Over at BNet, Ken Terry argues that while capping insurance rates may help reduce the number of outrageous rate increases and keep issuers from making those rather embarrassing mathematical errors, policy makers will have to address increasing costs on the provider side to really get spending under control:
Insurance companies do raise rates by ridiculous amounts; their executives earn too much; and the national companies, in particular, are hugely profitable. But it’s also true that, especially in Massachusetts, some hospitals and physician groups have held up insurers and employers for ridiculous payment increases. And there is no doubt that as the economy worsens and fewer people can afford insurance, more healthy people are dropping out of the insurance pool, driving up rates for those who remain covered.
Clearly, we need a new deal in healthcare. Just capping insurance rates won’t do it.

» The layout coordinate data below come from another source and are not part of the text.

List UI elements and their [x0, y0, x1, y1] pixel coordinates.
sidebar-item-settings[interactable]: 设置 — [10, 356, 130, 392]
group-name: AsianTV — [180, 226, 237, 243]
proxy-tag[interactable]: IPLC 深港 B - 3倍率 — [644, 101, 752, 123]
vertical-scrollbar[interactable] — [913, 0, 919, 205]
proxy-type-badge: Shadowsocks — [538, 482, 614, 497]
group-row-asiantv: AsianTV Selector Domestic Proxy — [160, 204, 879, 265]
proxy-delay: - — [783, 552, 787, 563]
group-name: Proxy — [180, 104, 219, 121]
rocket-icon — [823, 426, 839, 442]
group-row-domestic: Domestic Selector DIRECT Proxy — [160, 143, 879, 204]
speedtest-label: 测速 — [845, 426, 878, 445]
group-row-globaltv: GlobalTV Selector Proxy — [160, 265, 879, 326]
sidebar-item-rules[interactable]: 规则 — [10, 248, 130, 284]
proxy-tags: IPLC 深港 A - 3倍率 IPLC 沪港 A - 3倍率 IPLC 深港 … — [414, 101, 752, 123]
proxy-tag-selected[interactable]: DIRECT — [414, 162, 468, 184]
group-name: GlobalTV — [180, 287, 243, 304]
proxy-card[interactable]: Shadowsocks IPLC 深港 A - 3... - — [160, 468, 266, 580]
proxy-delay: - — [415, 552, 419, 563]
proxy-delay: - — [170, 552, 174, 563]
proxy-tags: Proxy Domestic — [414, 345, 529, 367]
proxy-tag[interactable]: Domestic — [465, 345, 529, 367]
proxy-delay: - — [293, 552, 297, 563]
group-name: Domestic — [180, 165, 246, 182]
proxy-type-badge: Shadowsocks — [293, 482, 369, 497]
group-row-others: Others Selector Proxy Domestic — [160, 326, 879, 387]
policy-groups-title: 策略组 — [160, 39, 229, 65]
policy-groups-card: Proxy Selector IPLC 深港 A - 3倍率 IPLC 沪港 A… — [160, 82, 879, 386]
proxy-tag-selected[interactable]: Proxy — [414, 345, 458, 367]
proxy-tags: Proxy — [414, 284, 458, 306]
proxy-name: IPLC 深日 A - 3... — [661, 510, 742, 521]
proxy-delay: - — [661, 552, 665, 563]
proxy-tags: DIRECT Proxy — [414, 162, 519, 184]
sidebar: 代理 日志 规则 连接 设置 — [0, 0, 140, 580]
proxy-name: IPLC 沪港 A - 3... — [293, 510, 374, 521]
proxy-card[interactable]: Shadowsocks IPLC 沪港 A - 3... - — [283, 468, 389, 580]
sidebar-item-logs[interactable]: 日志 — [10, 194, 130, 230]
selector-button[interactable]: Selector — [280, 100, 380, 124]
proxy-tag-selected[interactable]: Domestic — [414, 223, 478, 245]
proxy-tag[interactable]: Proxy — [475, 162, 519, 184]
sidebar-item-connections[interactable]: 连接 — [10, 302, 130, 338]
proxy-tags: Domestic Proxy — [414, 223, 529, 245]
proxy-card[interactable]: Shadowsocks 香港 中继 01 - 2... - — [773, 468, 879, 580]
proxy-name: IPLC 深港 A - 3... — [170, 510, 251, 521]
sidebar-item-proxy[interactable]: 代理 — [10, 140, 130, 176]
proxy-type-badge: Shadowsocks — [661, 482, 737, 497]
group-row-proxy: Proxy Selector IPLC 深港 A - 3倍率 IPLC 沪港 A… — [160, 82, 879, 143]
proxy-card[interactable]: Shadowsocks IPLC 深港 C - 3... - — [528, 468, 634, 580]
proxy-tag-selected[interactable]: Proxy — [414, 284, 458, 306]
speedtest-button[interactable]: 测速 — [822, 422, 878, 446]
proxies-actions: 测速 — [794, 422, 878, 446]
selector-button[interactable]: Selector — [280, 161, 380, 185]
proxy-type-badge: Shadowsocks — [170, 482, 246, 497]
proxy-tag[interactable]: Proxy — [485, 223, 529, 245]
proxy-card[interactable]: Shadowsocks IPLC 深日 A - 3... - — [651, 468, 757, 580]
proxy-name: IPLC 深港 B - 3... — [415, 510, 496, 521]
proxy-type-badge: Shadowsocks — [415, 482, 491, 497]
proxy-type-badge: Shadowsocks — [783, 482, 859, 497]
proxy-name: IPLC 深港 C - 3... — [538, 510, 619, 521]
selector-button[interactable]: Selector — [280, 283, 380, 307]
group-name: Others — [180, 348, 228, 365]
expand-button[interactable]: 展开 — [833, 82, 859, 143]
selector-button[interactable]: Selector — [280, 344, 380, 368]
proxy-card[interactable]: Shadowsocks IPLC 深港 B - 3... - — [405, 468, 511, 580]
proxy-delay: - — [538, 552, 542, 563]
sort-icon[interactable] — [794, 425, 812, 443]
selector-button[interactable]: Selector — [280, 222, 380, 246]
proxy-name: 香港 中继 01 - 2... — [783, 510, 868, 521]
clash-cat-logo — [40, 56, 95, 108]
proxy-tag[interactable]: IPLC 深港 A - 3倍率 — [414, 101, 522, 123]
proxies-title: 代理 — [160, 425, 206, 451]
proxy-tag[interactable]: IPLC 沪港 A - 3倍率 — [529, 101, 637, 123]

None of this takes away from the importance of ensuring that health premiums are reasonable or pressing for some kind of federal rate review authority, but since premiums are closely tied to the underlying cost of services, we’re going to have to get a hold of spending on the provider side.
Democrats and advocacy groups like HCAN do a commendable job in publicizing the access of some large insurers and a lot of that same energy could also be extended to pressing providers or lobbying for the relevant cost control measures. Stronger rate review provisions will help control costs over the short term and vilifying insurers can reap some political dividends, but we’re gonna have to look very closely at things like reimbursing for outcomes if we’re going to bring costs down over the long haul.